Меня это совсем не интересовало, и я что-то буркнул. Через добрых полчаса Шейнюс выдернул флажки и уложил в чемоданчик. Мы направились к парому, который должен был перевезти нас в город.

Меня поражали какая-то несерьезность и даже чудаковатость этого видного писателя, бывшего дипломата и редактора газеты. Казалось, его совсем не интересует то, что происходит в Литве и здесь, в Клайпедском крае, да и во всей Европе. По намекам Шейнюса я понял, что он сознательно ушел в замкнутый мирок, в который не хочет впускать отзвуки большого мира.

…С новым журналом «Литература» дела шли, как и можно было ожидать, неважно. Второй номер жестоко искромсала цензура. Выбросили мою статью о недавно умершем Горьком и много стихов и рассказов других писателей. Я радовался, что все-таки прошла моя статья «По пути критического реализма», в которой я пытался охарактеризовать тенденции последних лет в нашей прогрессивной литературе.

Я узнал, что московский журнал «Наковальня» высоко ценит «Литературу». Большинство наших прогрессивных писателей впервые услышали объективное и приветливое слово о себе от «Наковальни».

Подготовленный к печати третий номер «Литературы» выйти не мог – цензура закрыла его. В фашистской печати началась травля всех прогрессивных писателей, даже таких видных творцов литовской литературы, как Креве. Особенно отличился в этой грязной работе ренегат Райла, который, подписавшись А. Валькинишкисом, откровенно предлагал охранке расправиться со своими бывшими друзьями.

Обо мне Райла писал: «В общем и целом идеология и программные статьи этого просветителя «Литературы», который, кажется, преподает литовскую словесность в государственной гимназии важнейшей провинции, где идет борьба между двумя нациями, совершенно ясны и последовательны для тех, кто знаком с современными социальными, политическими, философскими и культурными доктринами.
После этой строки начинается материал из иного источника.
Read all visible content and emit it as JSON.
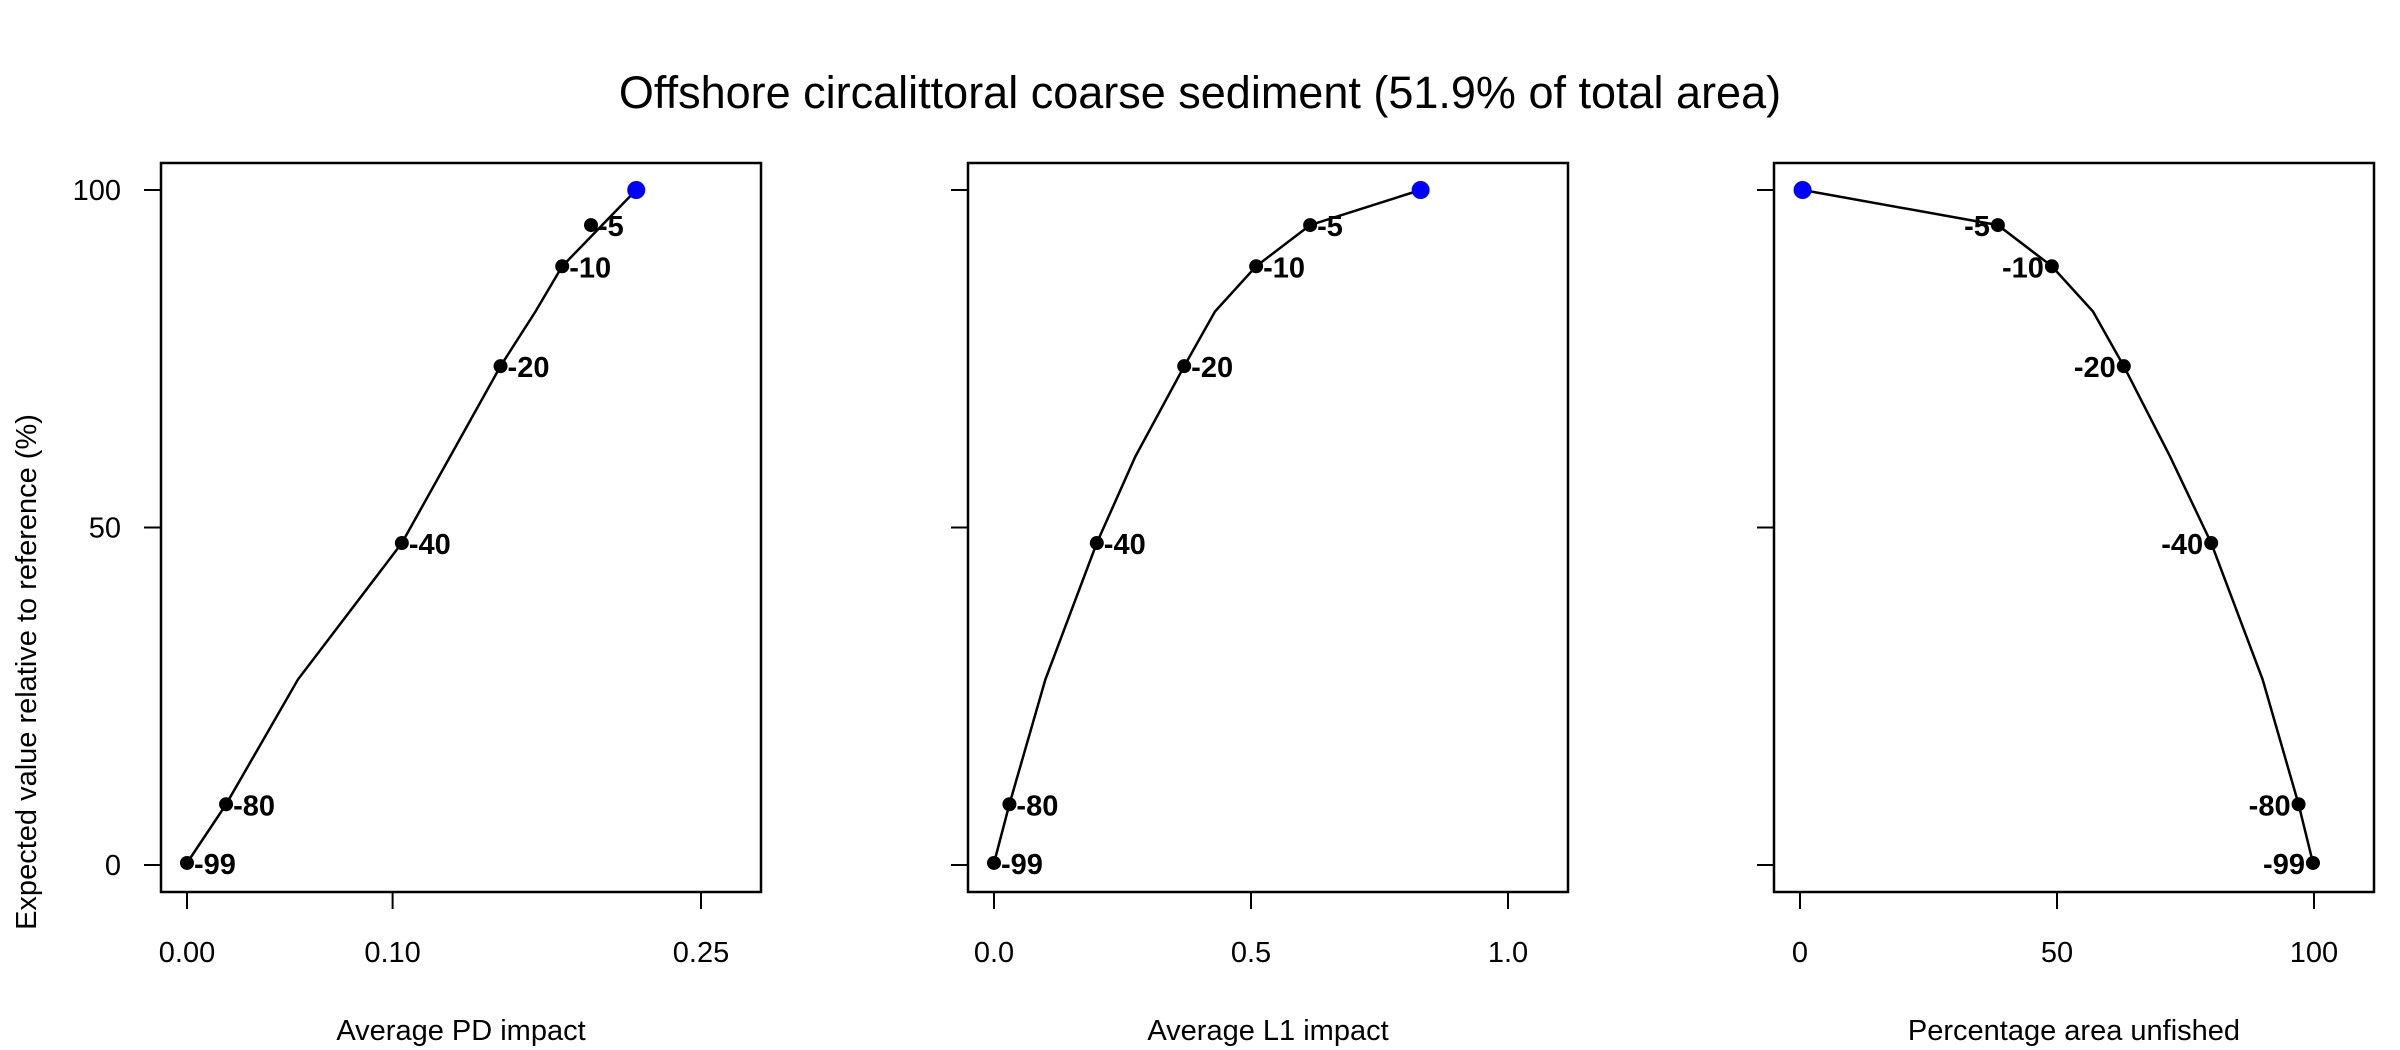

Это марксизм, ленинизм, сталинизм, культурбольшевизм – в общем, диалектический материализм».

Но фашисты и их новый приспешник Райла тщетно старались закрыть нам рот – слишком уж опасное время настало для нашего народа, чтобы прогрессивные писатели могли замолчать.
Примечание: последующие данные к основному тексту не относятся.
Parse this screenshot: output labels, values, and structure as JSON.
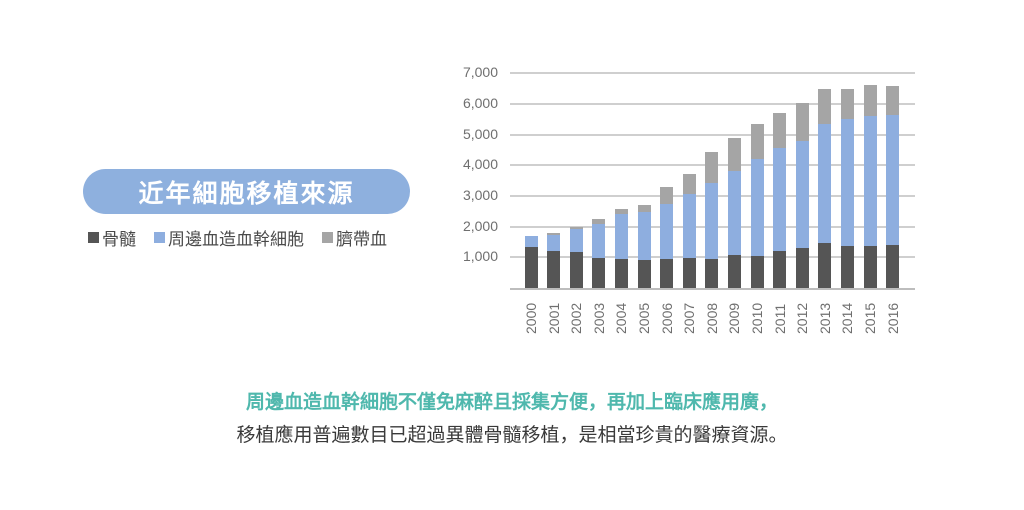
{
  "title": "近年細胞移植來源",
  "legend": [
    {
      "label": "骨髓",
      "color": "#555555"
    },
    {
      "label": "周邊血造血幹細胞",
      "color": "#8eaedf"
    },
    {
      "label": "臍帶血",
      "color": "#a5a5a5"
    }
  ],
  "captions": {
    "line1": "周邊血造血幹細胞不僅免麻醉且採集方便，再加上臨床應用廣，",
    "line2": "移植應用普遍數目已超過異體骨髓移植，是相當珍貴的醫療資源。"
  },
  "colors": {
    "title_bg": "#8eb0de",
    "caption_accent": "#4fb8ad"
  },
  "chart_data": {
    "type": "bar",
    "stacked": true,
    "title": "近年細胞移植來源",
    "xlabel": "",
    "ylabel": "",
    "ylim": [
      0,
      7000
    ],
    "yticks": [
      "1,000",
      "2,000",
      "3,000",
      "4,000",
      "5,000",
      "6,000",
      "7,000"
    ],
    "grid": true,
    "legend_position": "left",
    "categories": [
      "2000",
      "2001",
      "2002",
      "2003",
      "2004",
      "2005",
      "2006",
      "2007",
      "2008",
      "2009",
      "2010",
      "2011",
      "2012",
      "2013",
      "2014",
      "2015",
      "2016"
    ],
    "series": [
      {
        "name": "骨髓",
        "color": "#555555",
        "values": [
          1330,
          1200,
          1170,
          990,
          950,
          900,
          950,
          990,
          960,
          1070,
          1040,
          1200,
          1290,
          1470,
          1360,
          1380,
          1410
        ]
      },
      {
        "name": "周邊血造血幹細胞",
        "color": "#8eaedf",
        "values": [
          380,
          520,
          740,
          1110,
          1450,
          1570,
          1800,
          2080,
          2470,
          2750,
          3170,
          3380,
          3500,
          3880,
          4150,
          4220,
          4240
        ]
      },
      {
        "name": "臍帶血",
        "color": "#a5a5a5",
        "values": [
          0,
          60,
          90,
          150,
          180,
          250,
          540,
          660,
          1000,
          1080,
          1150,
          1140,
          1230,
          1140,
          970,
          1020,
          950
        ]
      }
    ]
  }
}
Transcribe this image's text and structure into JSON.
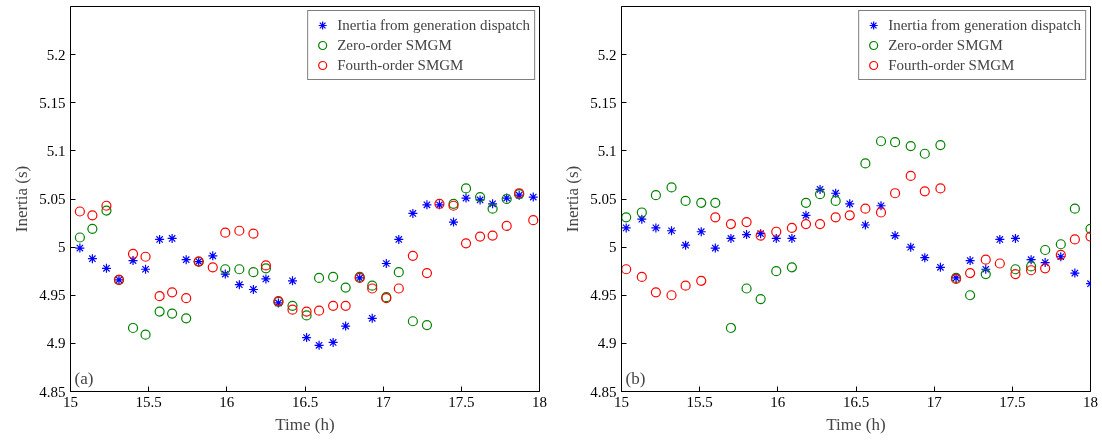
{
  "chart_data": [
    {
      "type": "scatter",
      "xlabel": "Time (h)",
      "ylabel": "Inertia (s)",
      "annotations": [
        "(a)"
      ],
      "xlim": [
        15,
        18
      ],
      "ylim": [
        4.85,
        5.25
      ],
      "xticks": [
        15,
        15.5,
        16,
        16.5,
        17,
        17.5,
        18
      ],
      "yticks": [
        4.85,
        4.9,
        4.95,
        5,
        5.05,
        5.1,
        5.15,
        5.2
      ],
      "grid": false,
      "legend": "top right",
      "x": [
        15.06,
        15.14,
        15.23,
        15.31,
        15.4,
        15.48,
        15.57,
        15.65,
        15.74,
        15.82,
        15.91,
        15.99,
        16.08,
        16.17,
        16.25,
        16.33,
        16.42,
        16.51,
        16.59,
        16.68,
        16.76,
        16.85,
        16.93,
        17.02,
        17.1,
        17.19,
        17.28,
        17.36,
        17.45,
        17.53,
        17.62,
        17.7,
        17.79,
        17.87,
        17.96
      ],
      "series": [
        {
          "name": "Inertia from generation dispatch",
          "color": "#0000ff",
          "marker": "cross",
          "values": [
            4.999,
            4.988,
            4.978,
            4.966,
            4.986,
            4.977,
            5.008,
            5.009,
            4.987,
            4.985,
            4.991,
            4.972,
            4.961,
            4.956,
            4.967,
            4.942,
            4.965,
            4.906,
            4.898,
            4.901,
            4.918,
            4.968,
            4.926,
            4.983,
            5.008,
            5.035,
            5.044,
            5.044,
            5.026,
            5.051,
            5.049,
            5.045,
            5.051,
            5.054,
            5.052
          ]
        },
        {
          "name": "Zero-order SMGM",
          "color": "#008000",
          "marker": "circle",
          "values": [
            5.01,
            5.019,
            5.038,
            4.966,
            4.916,
            4.909,
            4.933,
            4.931,
            4.926,
            4.985,
            null,
            4.977,
            4.977,
            4.974,
            4.978,
            4.943,
            4.939,
            4.929,
            4.968,
            4.969,
            4.958,
            4.969,
            4.96,
            4.948,
            4.974,
            4.923,
            4.919,
            null,
            5.045,
            5.061,
            5.052,
            5.04,
            5.05,
            5.055,
            null
          ]
        },
        {
          "name": "Fourth-order SMGM",
          "color": "#ff0000",
          "marker": "circle",
          "values": [
            5.037,
            5.033,
            5.043,
            4.966,
            4.993,
            4.99,
            4.949,
            4.953,
            4.947,
            4.985,
            4.979,
            5.015,
            5.017,
            5.014,
            4.981,
            4.944,
            4.935,
            4.933,
            4.934,
            4.939,
            4.939,
            4.968,
            4.957,
            4.947,
            4.957,
            4.991,
            4.973,
            5.045,
            5.043,
            5.004,
            5.011,
            5.012,
            5.022,
            5.056,
            5.028
          ]
        }
      ]
    },
    {
      "type": "scatter",
      "xlabel": "Time (h)",
      "ylabel": "Inertia (s)",
      "annotations": [
        "(b)"
      ],
      "xlim": [
        15,
        18
      ],
      "ylim": [
        4.85,
        5.25
      ],
      "xticks": [
        15,
        15.5,
        16,
        16.5,
        17,
        17.5,
        18
      ],
      "yticks": [
        4.85,
        4.9,
        4.95,
        5,
        5.05,
        5.1,
        5.15,
        5.2
      ],
      "grid": false,
      "legend": "top right",
      "x": [
        15.03,
        15.13,
        15.22,
        15.32,
        15.41,
        15.51,
        15.6,
        15.7,
        15.8,
        15.89,
        15.99,
        16.09,
        16.18,
        16.27,
        16.37,
        16.46,
        16.56,
        16.66,
        16.75,
        16.85,
        16.94,
        17.04,
        17.14,
        17.23,
        17.33,
        17.42,
        17.52,
        17.62,
        17.71,
        17.81,
        17.9,
        18.0
      ],
      "series": [
        {
          "name": "Inertia from generation dispatch",
          "color": "#0000ff",
          "marker": "cross",
          "values": [
            5.02,
            5.029,
            5.02,
            5.017,
            5.002,
            5.016,
            4.999,
            5.009,
            5.013,
            5.014,
            5.009,
            5.009,
            5.033,
            5.06,
            5.056,
            5.045,
            5.023,
            5.043,
            5.012,
            5.0,
            4.989,
            4.979,
            4.968,
            4.986,
            4.977,
            5.008,
            5.009,
            4.987,
            4.984,
            4.99,
            4.973,
            4.962
          ]
        },
        {
          "name": "Zero-order SMGM",
          "color": "#008000",
          "marker": "circle",
          "values": [
            5.031,
            5.036,
            5.054,
            5.062,
            5.048,
            5.046,
            5.046,
            4.916,
            4.957,
            4.946,
            4.975,
            4.979,
            5.046,
            5.055,
            5.048,
            null,
            5.087,
            5.11,
            5.109,
            5.105,
            5.097,
            5.106,
            4.968,
            4.95,
            4.972,
            null,
            4.977,
            4.98,
            4.997,
            5.003,
            5.04,
            5.019
          ]
        },
        {
          "name": "Fourth-order SMGM",
          "color": "#ff0000",
          "marker": "circle",
          "values": [
            4.977,
            4.969,
            4.953,
            4.95,
            4.96,
            4.965,
            5.031,
            5.024,
            5.026,
            5.012,
            5.016,
            5.02,
            5.024,
            5.024,
            5.031,
            5.033,
            5.04,
            5.036,
            5.056,
            5.074,
            5.058,
            5.061,
            4.967,
            4.973,
            4.987,
            4.983,
            4.972,
            4.976,
            4.978,
            4.992,
            5.008,
            5.011
          ]
        }
      ]
    }
  ]
}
Когда летом 1940 года был свергнут режим таутининков, то из архивов извлекли секретные документы, по которым узнали о «любви» реакции к прогрессивной литературе. Директор департамента государственной безопасности Повилайтис подверг подробному анализу журнал «Литература» в своем рапорте министру внутренних дел. Он написал: «Этот журнал в настоящее время создает заметный диссонанс, потому что недвусмысленно выступает против национализма и навязывает социализм и интернационализм. Это ясно при первом же взгляде на список сотрудников и авторов «Литературы»: А. Венцлова, К. Корсакас, П. Цвирка, Саломея Нерис, Ромен Роллан, М. Горький, П. Беранже, Курт Тухольский и многие другие. Среди них нет ни одного представителя правых взглядов: все сплошь леваки – до самых крайних». Свой рапорт Повилайтис кончает следующими словами: «Подобные мысли наносят вред воспитанию нашего общества и интересам государства».
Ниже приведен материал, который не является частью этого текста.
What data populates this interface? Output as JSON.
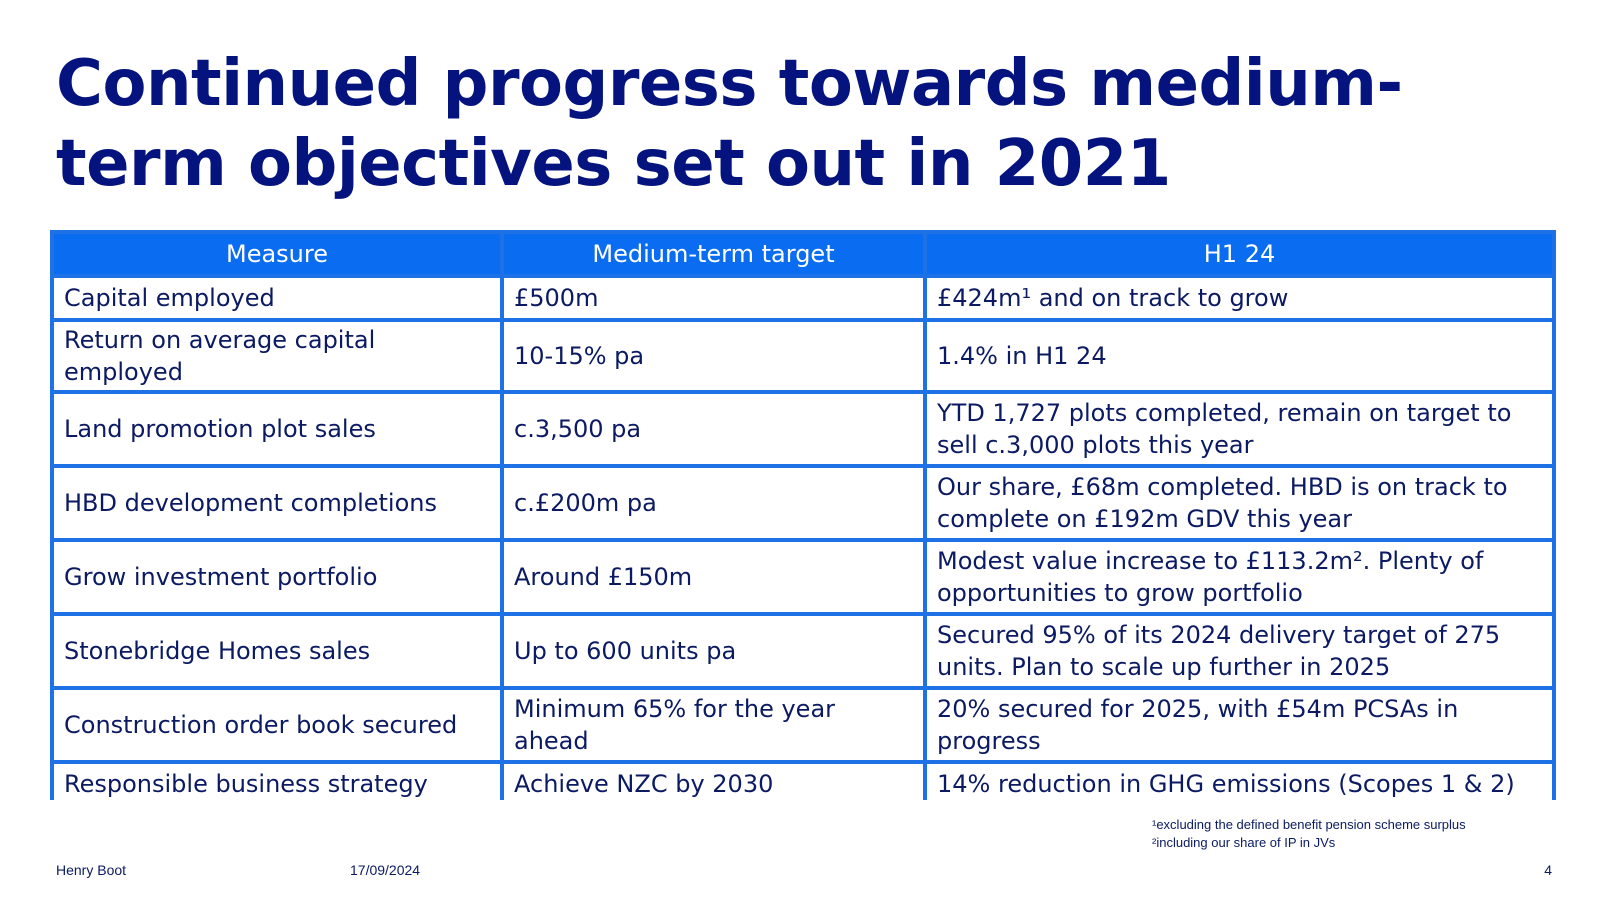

Поэтому не удивительно, что министр поручил подготовить распоряжение о закрытии журнала «Литература». Была задушена еще одна попытка сказать слово правды нашему народу в эту грозную и трагическую пору.

Как расценивали нашу прогрессивную литературу правительственные органы, видно из «Памятной записки» заведующего отделом печати и обществ, написанной позднее, в 1939 году. В ней было сказано: «Наши видные писатели: Креве-Мицкявичюс, Людас Гира, Цвирка, Венцлова, Борута, Марцинкявичюс и другие – придерживаются радикально-левых взглядов. В их сочинениях часто отражены борьба против органов государственной власти, борьба за неограниченную свободу личности, даже выступление против государства как такового. Только за I–IV месяцы с. г. конфисковано 10 непериодических изданий и художественной литературы: романов – 3, сборников новелл – 2, календарей – 3, публицистики – 1, сборник стихов – 1».

…В августе в Испании, под Гренадой, на шоссе, был убит видный поэт-антифашист Федерико Гарсиа Лорка. Эту весть мы встретили с болью, хотя в Литве в то время мало кто читал его стихи. Вскоре Нобелевскую премию мира получил знаменитый журналист и писатель Карл Осецкий, заключенный гитлеровского концлагеря. Плюнув в лицо общественному мнению всего мира, нацисты до смерти держали лауреата под полицейским надзором. Жуткие убийства деятелей культуры вызывали протест даже далеко от Германии…

В конце 1936 года вышел из печати первый мой роман – «Дружба». Его рукопись я предложил директору общества «Сакалас» Антанасу Кнюкште, который недавно издал «Землю-кормилицу» Цвирки. Меня поразила оперативность этого человека – роман был принят буквально за несколько дней и отправлен в типографию. Удивляло и то, что Кнюкшта, человек, насколько мне было известно, правых взглядов, взялся не только за издание «Земли-кормилицы», но и моего романа, идейная направленность которого не могла прийтись ему по душе. Очевидно, он влюблен в нашу литературу и делает все, чтобы в ней могли проявиться различные идейные направления и стилистические почерки. Об издании романа мы договорились в каком-то каунасском кафе, попивая чай с «антигриппином», иначе говоря, коньяком, – в это время весь Каунас болел гриппом. Антанас Кнюкшта понравился мне – чувствовалось, что он любит книги и бескорыстен. А ведь главной чертой издателей того времени было корыстолюбие. Я договорился, что книгу напечатает клайпедская типография «Утро», работы которой отличались высоким качеством.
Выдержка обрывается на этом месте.